Although Flach’s songs can be described as morbid and maybe the song you’d hear playing during a breakup scene or while thinking about the state of America, there’s a level of depth not found on the radio today. The avant-garde style that Flach incorporates moves each track far beyond the surface. His style keeps the album consistent and the music fluid. A testament to his depth, he adds a Latin flare to his acoustic guitar in some of his songs as he transitions between the melodies and the harmonies.
Throughout the album, Flach doesn’t try to throw off the listener with new themes but keeps everything centralized and connected to things like love and loss or abuse and the political climate. His fluidity throughout the album gives him an edge that not too many artists have but he does so without repeating himself. His songs are great to listen to, but it won’t bore you-each song has something new to offer.
Flach’s songs are authentic and leave behind notes of oppression, political turmoil, calamity (pun intended) and so much more.
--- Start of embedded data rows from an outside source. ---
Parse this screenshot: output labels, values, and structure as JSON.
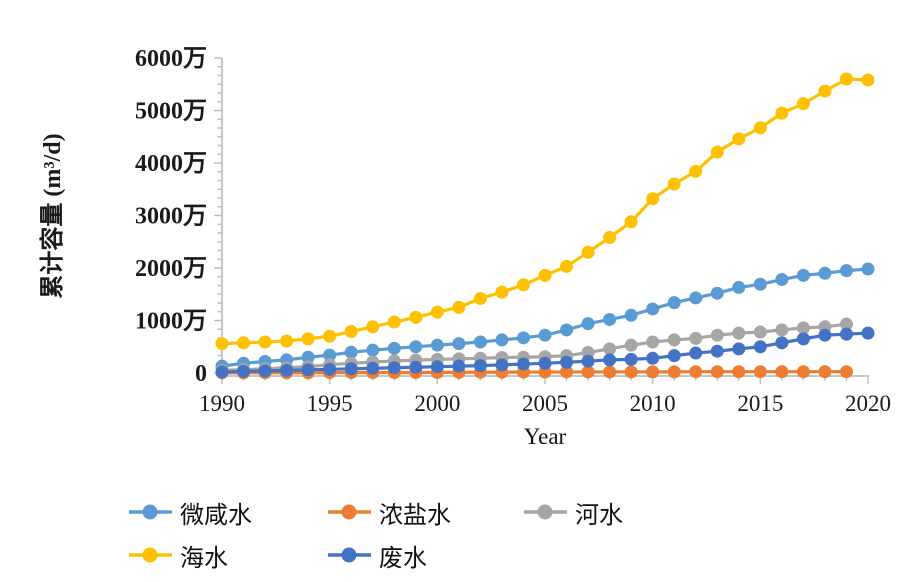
{
  "page": {
    "background": "#ffffff"
  },
  "colors": {
    "axis": "#BFBFBF",
    "text": "#1A1A1A",
    "brackish_blue": "#5B9BD5",
    "brine_orange": "#ED7D31",
    "river_gray": "#A6A6A6",
    "sea_yellow": "#FFC000",
    "waste_blue": "#4472C4"
  },
  "axis": {
    "y_title": "累计容量 (m³/d)",
    "x_title": "Year",
    "y_tick_labels": [
      "0",
      "1000万",
      "2000万",
      "3000万",
      "4000万",
      "5000万",
      "6000万"
    ],
    "y_tick_values": [
      0,
      1000,
      2000,
      3000,
      4000,
      5000,
      6000
    ],
    "x_tick_labels": [
      "1990",
      "1995",
      "2000",
      "2005",
      "2010",
      "2015",
      "2020"
    ],
    "x_tick_values": [
      1990,
      1995,
      2000,
      2005,
      2010,
      2015,
      2020
    ]
  },
  "chart_data": {
    "type": "line",
    "title": "",
    "xlabel": "Year",
    "ylabel": "累计容量 (m³/d)",
    "y_unit": "万 m³/d",
    "ylim": [
      0,
      6000
    ],
    "xlim": [
      1990,
      2020
    ],
    "grid": false,
    "legend_position": "bottom-left",
    "x": [
      1990,
      1991,
      1992,
      1993,
      1994,
      1995,
      1996,
      1997,
      1998,
      1999,
      2000,
      2001,
      2002,
      2003,
      2004,
      2005,
      2006,
      2007,
      2008,
      2009,
      2010,
      2011,
      2012,
      2013,
      2014,
      2015,
      2016,
      2017,
      2018,
      2019,
      2020
    ],
    "series": [
      {
        "name": "微咸水",
        "color": "#5B9BD5",
        "values": [
          130,
          185,
          220,
          250,
          300,
          340,
          395,
          435,
          470,
          500,
          530,
          560,
          590,
          630,
          670,
          720,
          820,
          940,
          1020,
          1100,
          1220,
          1340,
          1430,
          1520,
          1630,
          1690,
          1780,
          1860,
          1900,
          1950,
          1980
        ]
      },
      {
        "name": "浓盐水",
        "color": "#ED7D31",
        "values": [
          5,
          5,
          5,
          5,
          5,
          8,
          8,
          10,
          10,
          10,
          12,
          12,
          15,
          15,
          18,
          18,
          20,
          20,
          20,
          22,
          22,
          22,
          25,
          25,
          25,
          25,
          25,
          25,
          25,
          25,
          null
        ]
      },
      {
        "name": "河水",
        "color": "#A6A6A6",
        "values": [
          50,
          65,
          80,
          100,
          120,
          160,
          185,
          210,
          230,
          245,
          260,
          270,
          280,
          295,
          300,
          310,
          330,
          390,
          460,
          530,
          590,
          630,
          660,
          720,
          760,
          780,
          820,
          860,
          880,
          930,
          null
        ]
      },
      {
        "name": "海水",
        "color": "#FFC000",
        "values": [
          560,
          575,
          590,
          610,
          650,
          700,
          790,
          880,
          970,
          1060,
          1160,
          1250,
          1420,
          1540,
          1680,
          1860,
          2030,
          2300,
          2580,
          2880,
          3320,
          3600,
          3840,
          4210,
          4460,
          4670,
          4950,
          5130,
          5370,
          5600,
          5580
        ]
      },
      {
        "name": "废水",
        "color": "#4472C4",
        "values": [
          20,
          30,
          40,
          50,
          60,
          70,
          80,
          90,
          100,
          110,
          120,
          130,
          140,
          155,
          170,
          185,
          205,
          225,
          250,
          260,
          280,
          330,
          380,
          415,
          460,
          500,
          575,
          650,
          720,
          740,
          760
        ]
      }
    ]
  },
  "legend": {
    "items": [
      {
        "label": "微咸水",
        "color": "#5B9BD5"
      },
      {
        "label": "浓盐水",
        "color": "#ED7D31"
      },
      {
        "label": "河水",
        "color": "#A6A6A6"
      },
      {
        "label": "海水",
        "color": "#FFC000"
      },
      {
        "label": "废水",
        "color": "#4472C4"
      }
    ],
    "rows": [
      [
        0,
        1,
        2
      ],
      [
        3,
        4
      ]
    ]
  }
}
He is able to sync both his poetry and music into one piece; It transcends simply speaking into a mike or playing a couple of chords on a guitar. With Flach, you don’t know what to expect because he is not limited to expressing himself in one way. He explores his musical talent through lyrics, various topics, and genres, voice range, and style to create a beautiful album such as Empty Mansions.
His ability to be sensitive to the type of songs that would work well on the album is key to his future success as he does set a stage for himself with Empty Mansions. He proves that there is more to music than words on a paper or a nice voice but that the collective process is just as important as the music you create.